Austin Butler is Having All the Fun in 'Dune Part Two'


This article, as you might imagine, contains major spoilers for Dune: Part Two.

The first Dune film was a momentous step in Timothee Chalamet’s career—leading his first big-budget blockbuster—but by plot design, it was a film that played him off a bunch of OGs, each imparting different kinds of wisdom to his ascendant hero Paul Atreides. Dune: Part Two is a different story, with Zendaya now fully front and center, Florence Pugh in the mix, and most crucially, Austin Butler—a vibe shift Timmy clocked early on.

“It started on Zoom, when we did a cast reading,” Chalamet told GQ’s Dan Riley last year.

Was Butler still talking like Elvis? I asked him. “No, here’s the thing, he was already talking like Stellan Skarsgård.” That is, on day one of the first read-through, Butler had already dialed his way all the way into the character, the heir to Skarsgård’s Baron Harkonnen. “And you could see everyone was, like…”—he laughed a little nervously—“I can’t overstate how inspiring it was to me personally.”

Make no mistake—Dune: Part Two is no less Chalamet’s movie, with a performance that finds him putting levels of Bene Gesserit-approved bass in his voice that I heretofore didn’t know he was capable of. But Austin Butler? He’s having so much fun that with say, 15 minutes more screen time, he could’ve reasonably stolen the show.
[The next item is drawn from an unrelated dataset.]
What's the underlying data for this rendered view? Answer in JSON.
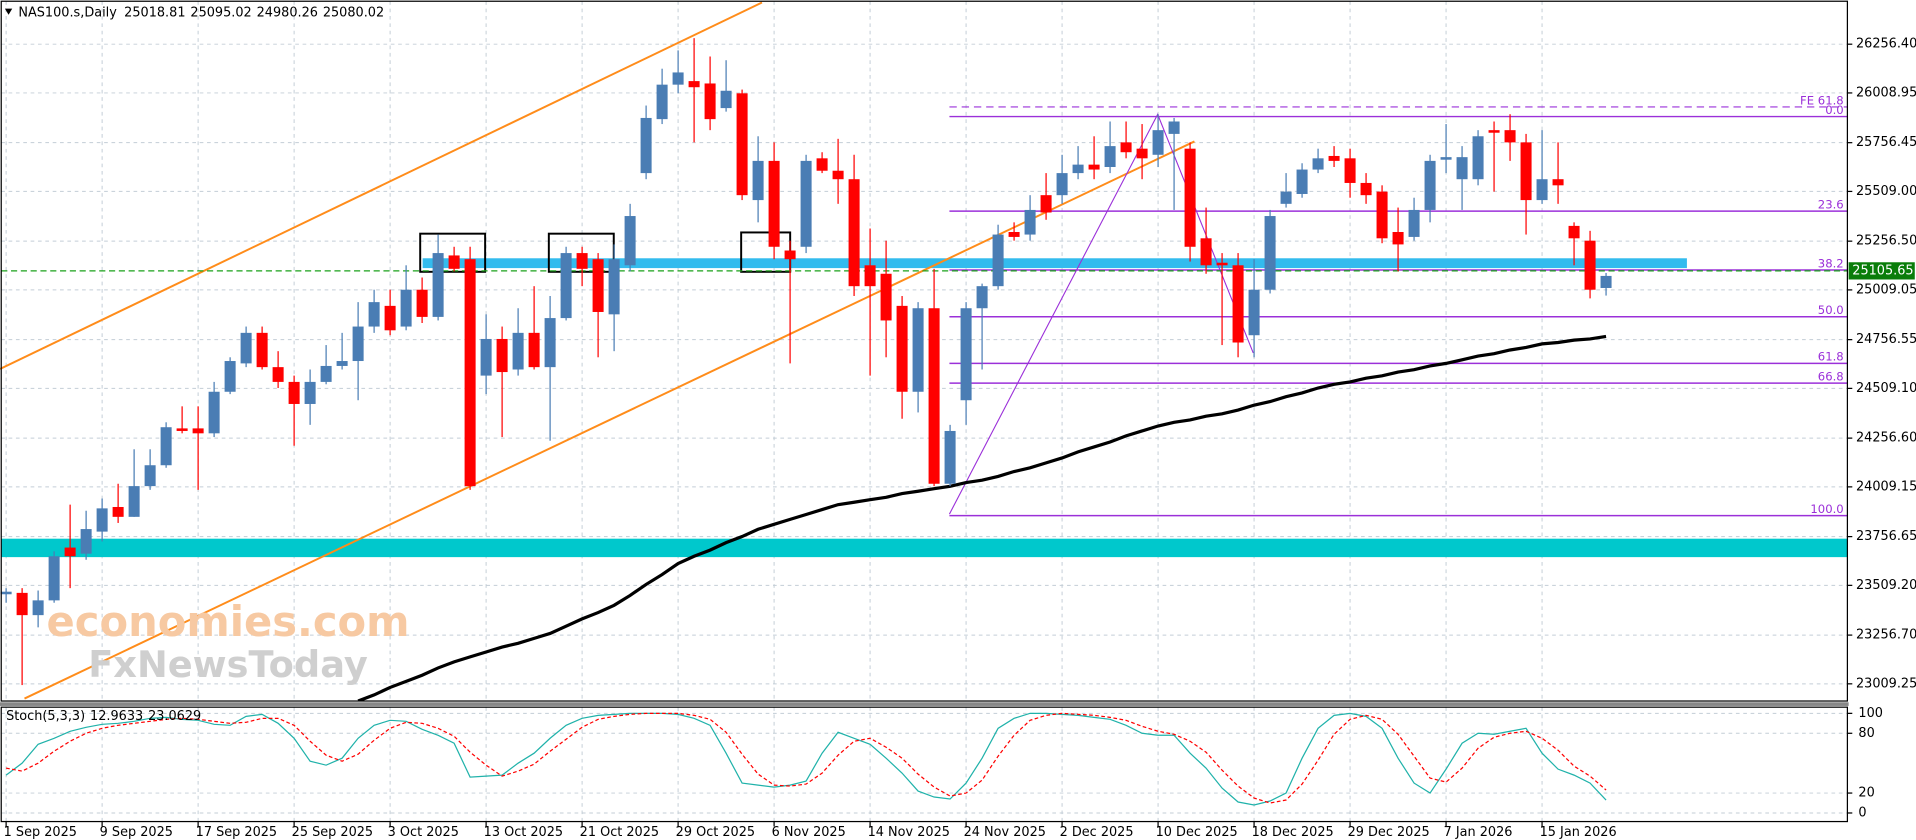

He certainly washes Stellan Skarsgard and Dave Bautista—no small feat especially given that the whole first film practically coasts on the dread their imposing figures inspire. Butler plays Feyd-Rautha, the younger brother to Bautista’s Glossu Rabban and youngest nephew to Skarsgard’s Baron Vladimir. The whole Harkonnen family strikes fear in the rest of the empire, but from his first scene Butler immediately rises to the challenge of being this film’s primary antagonist, a more directly-matched opponent to Paul.

We meet Feyd-Rautha in the film’s much-hyped black and white sequence, where he takes part in a gladiator match for recreation—then vehemently insists that the stakes be truly life-or-death. The implication is clear: this is a guy who’s evil for the love of the game, who’s practically horny at the thought of bloodsport. And with his raspy voice and gnarled black teeth, Butler makes his glee feel palpable. When Feyd is promoted to whip Arrakis into shape, Rabban is reduced to a blubbering mess, and the Baron looks at him the way Prop Joe used to look at Marlo when he tried to take him under his wing: This little motherfucker’s good for business, but he might try and kill me.